When passengers hand over their baggage to airline staff and officials, it is in the understanding that these bags and boxes will be conveyed, so that when they land at their destination and undergo the necessary procedure, their luggage will be waiting for them, intact.
Considering the fact that airlines and airports have enlisted the help of technology and years of practice to develop their systems and create clear procedures for handling and transporting luggage, there seems little reason for this to be such a frequent occurrence.
Role of airports
This does not always happen. According to NAHCO staff, most of the technology in Murtala Mohammed Airport are decades behind the times. They have conveyor belts with non-existent scanners and faulty baggage carousels, so there are instances where the ground handling staff has to move the luggage from the bag room, directly to the baggage carts.
Most local airlines don’t even bother with this process. In local flights, the luggage is usually placed on a baggage cart at the airline’s ticket stand and taken directly to the plane by airline staff.
About 30–40 minutes before the flight takes off, the bags are brought out to the aircraft. There, a team of ground handlers loads the bags on board the plane according to a load plan.
The load plan tells how many bags go in each cargo compartment to keep the weight and balance right and ensure fuel efficiency.
When the plane reaches its destination, another team offloads it into baggage carts, which are moved to a baggage carousel. The baggage is then offloaded onto the carousel that brings it into the terminal where you pick it up.
According to a senior official of FAAN who spoke to our correspondent on the condition of anonymity, the human factor is responsible for a lot of the baggage that goes missing but, as the case is not unique to MMA, there are many reasons beyond that.
Sometimes, the bag tag gets torn off in transit and there is no information to indicate where it is headed or when it should land.
Airline staff in a bid to make extra cash from un-remited baggage fees, often attaches hand-written bag tags that make it difficult to connect the bags to the appropriate flight.

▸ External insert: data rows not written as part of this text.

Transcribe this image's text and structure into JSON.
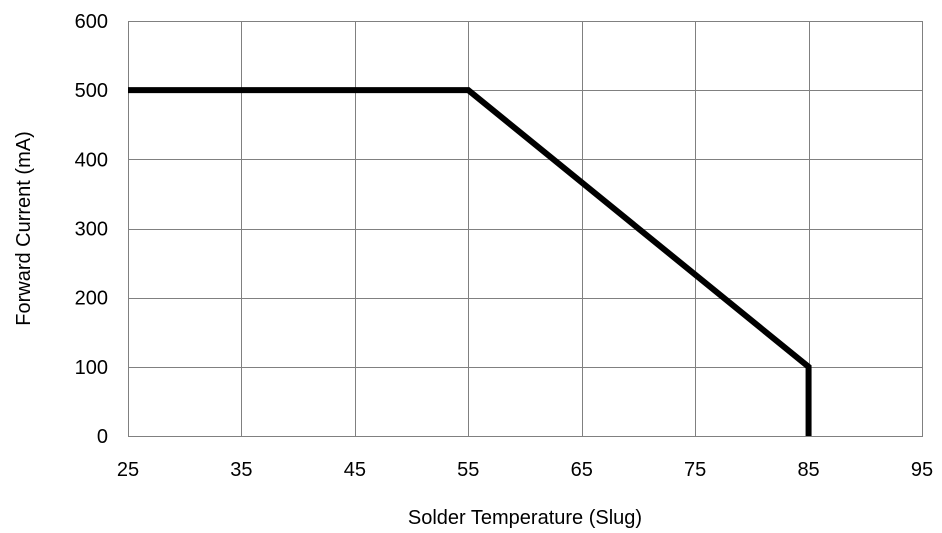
{
  "chart_data": {
    "type": "line",
    "title": "",
    "xlabel": "Solder Temperature (Slug)",
    "ylabel": "Forward Current (mA)",
    "xlim": [
      25,
      95
    ],
    "ylim": [
      0,
      600
    ],
    "x_ticks": [
      25,
      35,
      45,
      55,
      65,
      75,
      85,
      95
    ],
    "y_ticks": [
      0,
      100,
      200,
      300,
      400,
      500,
      600
    ],
    "grid": true,
    "legend": "none",
    "series": [
      {
        "color": "#000000",
        "points": [
          {
            "x": 25,
            "y": 500
          },
          {
            "x": 55,
            "y": 500
          },
          {
            "x": 85,
            "y": 100
          },
          {
            "x": 85,
            "y": 0
          }
        ]
      }
    ]
  }
}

The Radio Frequency Identification (RFID) technology will replace the existing barcode and hand scanning procedure that’s been used industry-wide since the early 90s and is the first time that the technology has been used this way in the USA.
Last Line
If an airline has ever lost your luggage then you will understand how frustrating it is. Such a sensation is felt by hundreds of people departing airports across the world.